Ophélie, dite Lili, est une fille du peuple, elle fait le ménage dans un théâtre où elle finit par découvrir l’histoire de celle dont elle porte le nom. À son tour de la raconter à un autre enfant du peuple, Amleto: «Un paysan du sud de l’Europe, ou nord-africain, timide, perdu, totalement étranger, ne comprend pas un mot et préfère se taire.» Personnage muet, il ignore tout de son nom et ne comprend rien à l’histoire que lui raconte Lili-Ophélie… Rêverie ressassante sur une histoire qui hante l’auteur? Oui et non, il s’agit bien de tenter de comprendre Hamlet dans le monde d’aujourd’hui. La parodie est amusante, Hamlet le beau parleur est réduit au silence tandis qu’Ophélie est intarissable. Revanche de la femme. C’est son histoire à elle (qu’elle se met à raconter à travers celle d’Ophélie) qui nous occupe, de son point de vue qu’on se demande si dans ce monde encore il faut envoyer les filles au couvent…
Ce n’est plus la question féminine qui agite Les Enfants de Saxo. Dans sa notice, Anne Cuneo propose de voir en Saxo Grammaticus, « un lettré danois du XIIe siècle», le père de deux héros, Hamlet et Guillaume Tell. L’auteur imagine leur rencontre, quand c’est leur tour d’être devenus des fantômes, hantant la Suisse le jour de la Fête nationale. Hamlet et Tell se racontent leurs histoires respectives, l’homme de la pensée, de la conscience individuelle, s’oppose à l’homme d’action, «dont le destin est essentiellement collectif et toujours représenté comme tel». Chacun défend « sa » version, qui rejoint celle de la vulgate, «sa» version de sa propre histoire contre celle de l’autre.

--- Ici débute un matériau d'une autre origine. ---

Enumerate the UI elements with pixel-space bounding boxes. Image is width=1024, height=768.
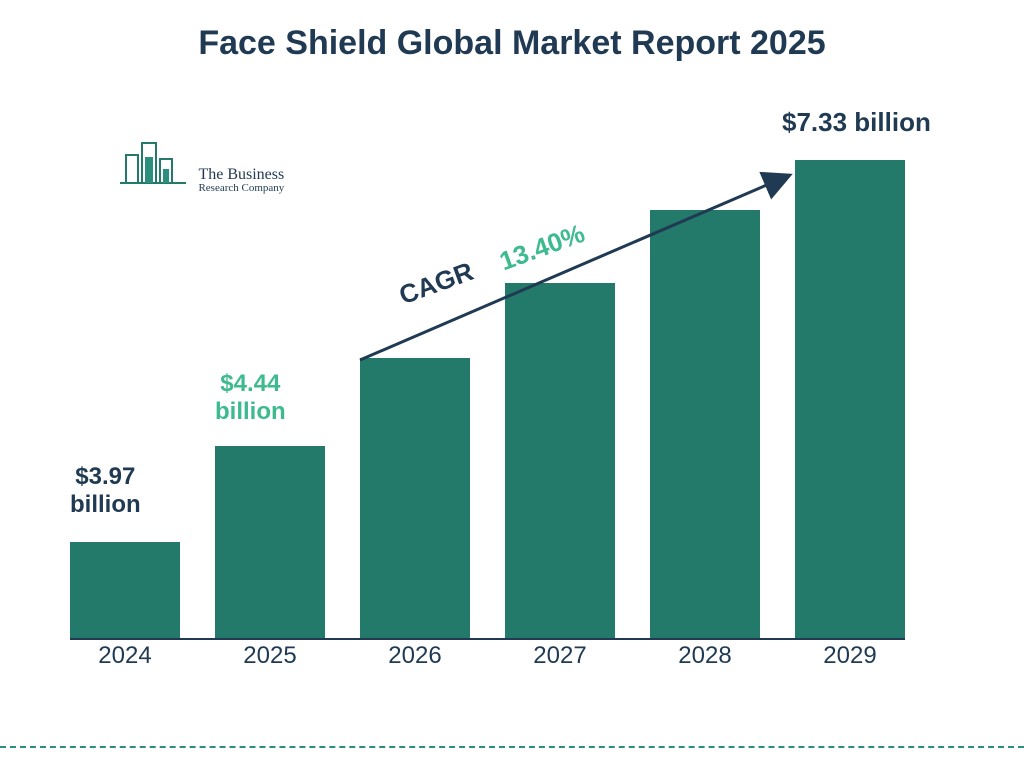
bar-2025 [215,446,325,638]
bar-2024 [70,542,180,638]
bar-value-label-2029: $7.33 billion [782,108,931,138]
bottom-dashed-divider [0,746,1024,748]
x-axis-line [70,638,905,640]
bar-value-label-2025: $4.44 billion [215,370,286,425]
bar-2028 [650,210,760,638]
bar-chart: 2024 2025 2026 2027 2028 2029 [70,110,940,670]
value-line: billion [215,398,286,425]
bar-value-label-2024: $3.97 billion [70,463,141,518]
x-tick-label: 2027 [505,642,615,670]
value-line: $4.44 [220,370,280,397]
x-tick-label: 2024 [70,642,180,670]
value-line: $3.97 [75,463,135,490]
x-tick-label: 2028 [650,642,760,670]
chart-title: Face Shield Global Market Report 2025 [0,24,1024,63]
value-line: billion [70,491,141,518]
x-tick-label: 2029 [795,642,905,670]
bar-2029 [795,160,905,638]
x-tick-label: 2025 [215,642,325,670]
x-tick-label: 2026 [360,642,470,670]
value-line: $7.33 billion [782,107,931,137]
bar-2026 [360,358,470,638]
bar-2027 [505,283,615,638]
bars-group [70,110,940,638]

Débat à peine voilé sur les valeurs de notre temps. Qui finit par l’être explicitement, lorsque surgit Helvitica les rappelant à l’ordre, à leur nécessaire participation aux cérémonies de la Fête nationale. Leur dialogue à trois est l’occasion d’une courte et sévère satire de la Suisse que l’auteur ne prête pas au seul Hamlet mais aux deux compères pour une fois d’accord. Ils finiront d’ailleurs, réconciliés, par inventer le nouveau héros dont la Suisse a besoin: Superman? James Bond? Non, «Hamlettell, le héros mythique de demain. Celui dont on parlera au coin du radiateur, celui qui fera battre les cœurs et courir les foules.» Hamlet lui prêtera «Charme, intelligence», Tell « force tranquille et amour de la patrie…» Il sera «le héros d’hier et de demain, pour grands et petits.» Héros télévisuel, à la mesure de notre temps? Dans le théâtre d’Anne Cuneo, le pessimisme n’est pas de rigueur. Mais la drôlerie si.